穴村久の書評ブログ

漫才哲学師(非国家資格)による小説と哲学書の書評ならびに試小説。新連載「失われし時を求めて」

前戯がながい叙事詩、D.フランシスの名門

2010-03-25 07:49:09 | ミステリー書評

Who’d done itではない、howである。前技(戯?)*が長い。400ページを超える本で300ページ近くになって本筋に挿入。ペースは緩やか、叙事詩ペースと言ってもよい。

*このことばは広辞苑公認ではないらしい。

此処まで読めば、布石からwhoは分かっている。よほど鈍い読者出ない限り。Howの興味で最後までページをめくらせるのがフランシスの腕力である。

原題はBanker、これを名門と訳すのはどういうつもりか。このハヤカワシリーズは首をかしげるようなタイトルの訳が多いが、この名門はおかしい。せめて言うなら名血だろう。

出てくるのは中規模ブリーダーが超名血の種馬を購入する。それに異例の巨額融資を行う若手銀行家。インチキ治療師。
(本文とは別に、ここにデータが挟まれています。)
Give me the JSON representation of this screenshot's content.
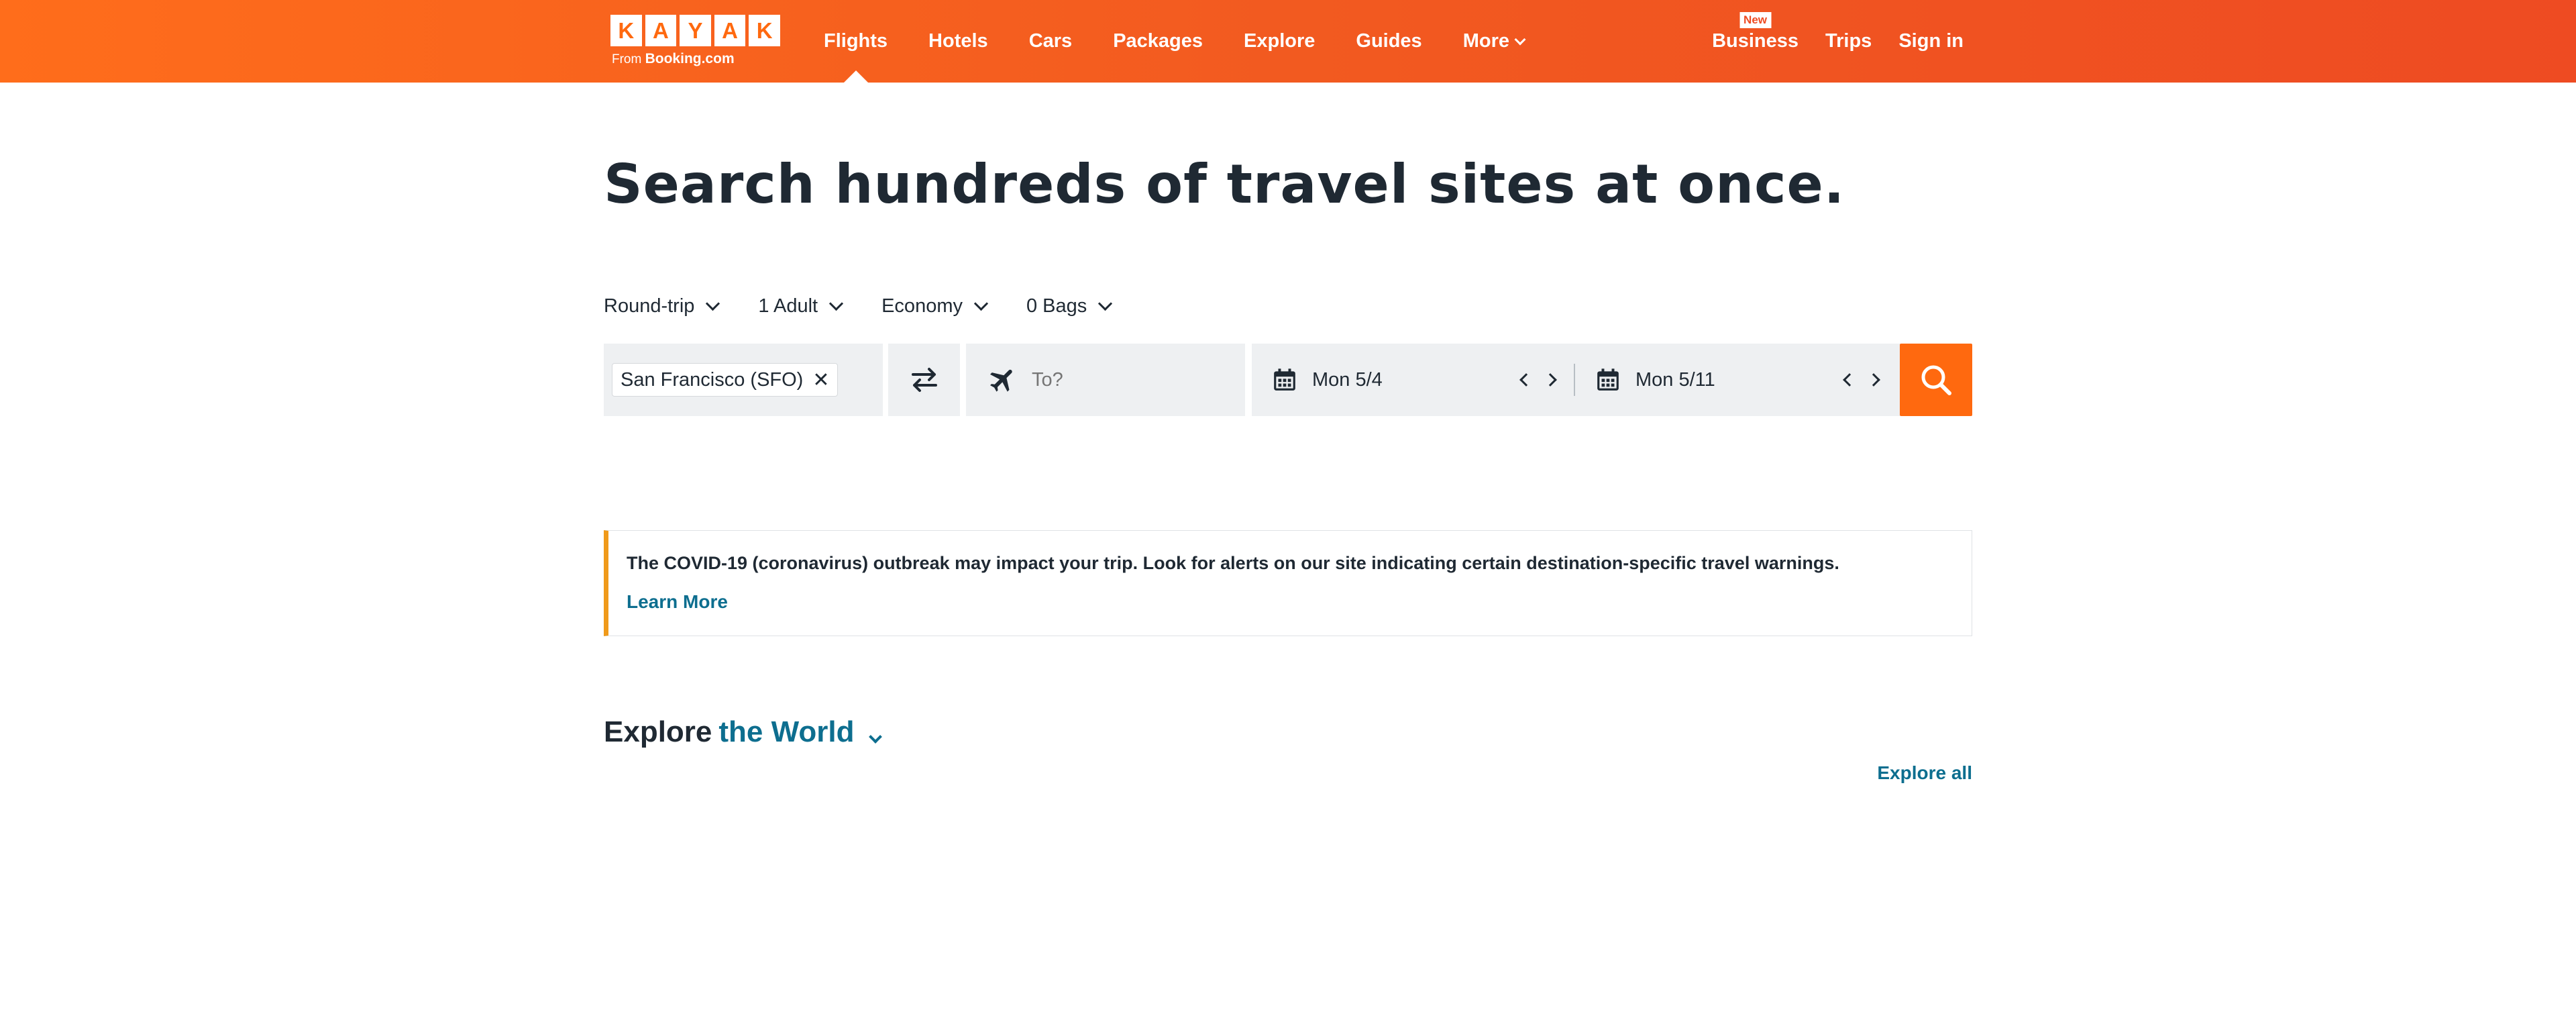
{
  "header": {
    "logo_letters": [
      "K",
      "A",
      "Y",
      "A",
      "K"
    ],
    "logo_from": "From",
    "logo_brand": "Booking.com",
    "nav": [
      {
        "label": "Flights",
        "active": true
      },
      {
        "label": "Hotels"
      },
      {
        "label": "Cars"
      },
      {
        "label": "Packages"
      },
      {
        "label": "Explore"
      },
      {
        "label": "Guides"
      },
      {
        "label": "More"
      }
    ],
    "right": {
      "business_badge": "New",
      "business": "Business",
      "trips": "Trips",
      "signin": "Sign in"
    }
  },
  "headline": "Search hundreds of travel sites at once.",
  "options": {
    "trip_type": "Round-trip",
    "travelers": "1 Adult",
    "cabin": "Economy",
    "bags": "0 Bags"
  },
  "search": {
    "origin": "San Francisco (SFO)",
    "destination_placeholder": "To?",
    "depart_date": "Mon 5/4",
    "return_date": "Mon 5/11"
  },
  "notice": {
    "text": "The COVID-19 (coronavirus) outbreak may impact your trip. Look for alerts on our site indicating certain destination-specific travel warnings.",
    "link": "Learn More"
  },
  "explore": {
    "title_prefix": "Explore",
    "title_accent": "the World",
    "all_link": "Explore all"
  },
  "colors": {
    "brand_orange": "#ff690f",
    "link_teal": "#0d6e8f",
    "notice_accent": "#f09a1a"
  }
}
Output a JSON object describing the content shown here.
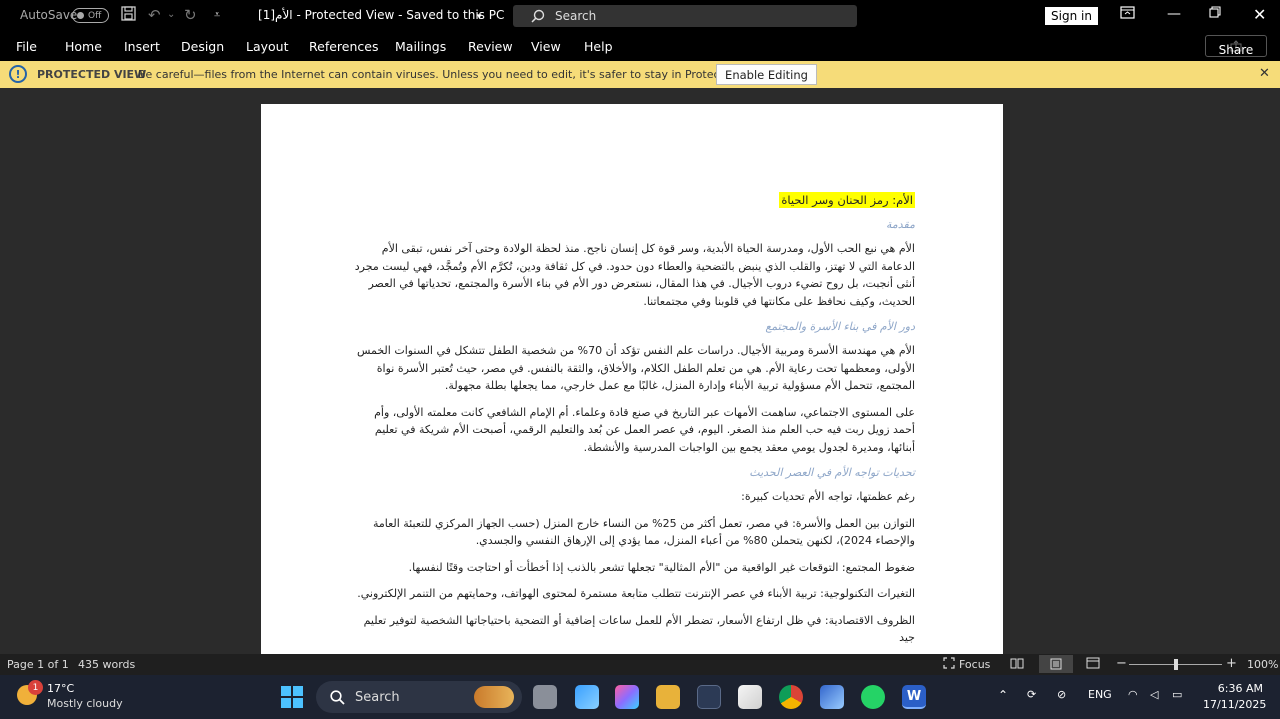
{
  "titlebar": {
    "autosave_label": "AutoSave",
    "autosave_state": "Off",
    "doc_title": "الأم[1]  -  Protected View  -  Saved to this PC",
    "search_label": "Search",
    "signin_label": "Sign in"
  },
  "menu": {
    "items": [
      "File",
      "Home",
      "Insert",
      "Design",
      "Layout",
      "References",
      "Mailings",
      "Review",
      "View",
      "Help"
    ],
    "share_label": "Share"
  },
  "protected_view": {
    "label": "PROTECTED VIEW",
    "message": "Be careful—files from the Internet can contain viruses. Unless you need to edit, it's safer to stay in Protected View.",
    "button_label": "Enable Editing"
  },
  "document": {
    "title": "الأم: رمز الحنان وسر الحياة",
    "blocks": [
      {
        "type": "heading",
        "text": "مقدمة"
      },
      {
        "type": "para",
        "text": "الأم هي نبع الحب الأول، ومدرسة الحياة الأبدية، وسر قوة كل إنسان ناجح. منذ لحظة الولادة وحتى آخر نفس، تبقى الأم الدعامة التي لا تهتز، والقلب الذي ينبض بالتضحية والعطاء دون حدود. في كل ثقافة ودين، تُكرَّم الأم وتُمجَّد، فهي ليست مجرد أنثى أنجبت، بل روح تضيء دروب الأجيال. في هذا المقال، نستعرض دور الأم في بناء الأسرة والمجتمع، تحدياتها في العصر الحديث، وكيف نحافظ على مكانتها في قلوبنا وفي مجتمعاتنا."
      },
      {
        "type": "heading",
        "text": "دور الأم في بناء الأسرة والمجتمع"
      },
      {
        "type": "para",
        "text": "الأم هي مهندسة الأسرة ومربية الأجيال. دراسات علم النفس تؤكد أن 70% من شخصية الطفل تتشكل في السنوات الخمس الأولى، ومعظمها تحت رعاية الأم. هي من تعلم الطفل الكلام، والأخلاق، والثقة بالنفس. في مصر، حيث تُعتبر الأسرة نواة المجتمع، تتحمل الأم مسؤولية تربية الأبناء وإدارة المنزل، غالبًا مع عمل خارجي، مما يجعلها بطلة مجهولة."
      },
      {
        "type": "para",
        "text": "على المستوى الاجتماعي، ساهمت الأمهات عبر التاريخ في صنع قادة وعلماء. أم الإمام الشافعي كانت معلمته الأولى، وأم أحمد زويل ربت فيه حب العلم منذ الصغر. اليوم، في عصر العمل عن بُعد والتعليم الرقمي، أصبحت الأم شريكة في تعليم أبنائها، ومديرة لجدول يومي معقد يجمع بين الواجبات المدرسية والأنشطة."
      },
      {
        "type": "heading",
        "text": "تحديات تواجه الأم في العصر الحديث"
      },
      {
        "type": "para",
        "text": "رغم عظمتها، تواجه الأم تحديات كبيرة:"
      },
      {
        "type": "para",
        "text": "التوازن بين العمل والأسرة: في مصر، تعمل أكثر من 25% من النساء خارج المنزل (حسب الجهاز المركزي للتعبئة العامة والإحصاء 2024)، لكنهن يتحملن 80% من أعباء المنزل، مما يؤدي إلى الإرهاق النفسي والجسدي."
      },
      {
        "type": "para",
        "text": "ضغوط المجتمع: التوقعات غير الواقعية من \"الأم المثالية\" تجعلها تشعر بالذنب إذا أخطأت أو احتاجت وقتًا لنفسها."
      },
      {
        "type": "para",
        "text": "التغيرات التكنولوجية: تربية الأبناء في عصر الإنترنت تتطلب متابعة مستمرة لمحتوى الهواتف، وحمايتهم من التنمر الإلكتروني."
      },
      {
        "type": "para",
        "text": "الظروف الاقتصادية: في ظل ارتفاع الأسعار، تضطر الأم للعمل ساعات إضافية أو التضحية باحتياجاتها الشخصية لتوفير تعليم جيد"
      }
    ]
  },
  "status": {
    "page": "Page 1 of 1",
    "words": "435 words",
    "focus": "Focus",
    "zoom": "100%",
    "zoom_level": 100
  },
  "taskbar": {
    "temperature": "17°C",
    "condition": "Mostly cloudy",
    "badge": "1",
    "search_label": "Search",
    "language": "ENG",
    "time": "6:36 AM",
    "date": "17/11/2025"
  },
  "colors": {
    "accent_blue": "#2563a8",
    "pv_bar": "#f6dc79",
    "highlight": "#ffff00",
    "heading": "#8ea6c8"
  }
}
馬に民間療法の薬草を与えたり、インチキ薬を与えたり、手当(手かざし)療法をするテレビで人気の馬医者といった顔ぶれである。

さて、予想どおり悪いのはインチキ馬医者ということが分かるわけだ。DF全作に言えることだが終局はごたついてよくない。本筋への突入突入部あたりは期待を持たせたのだが。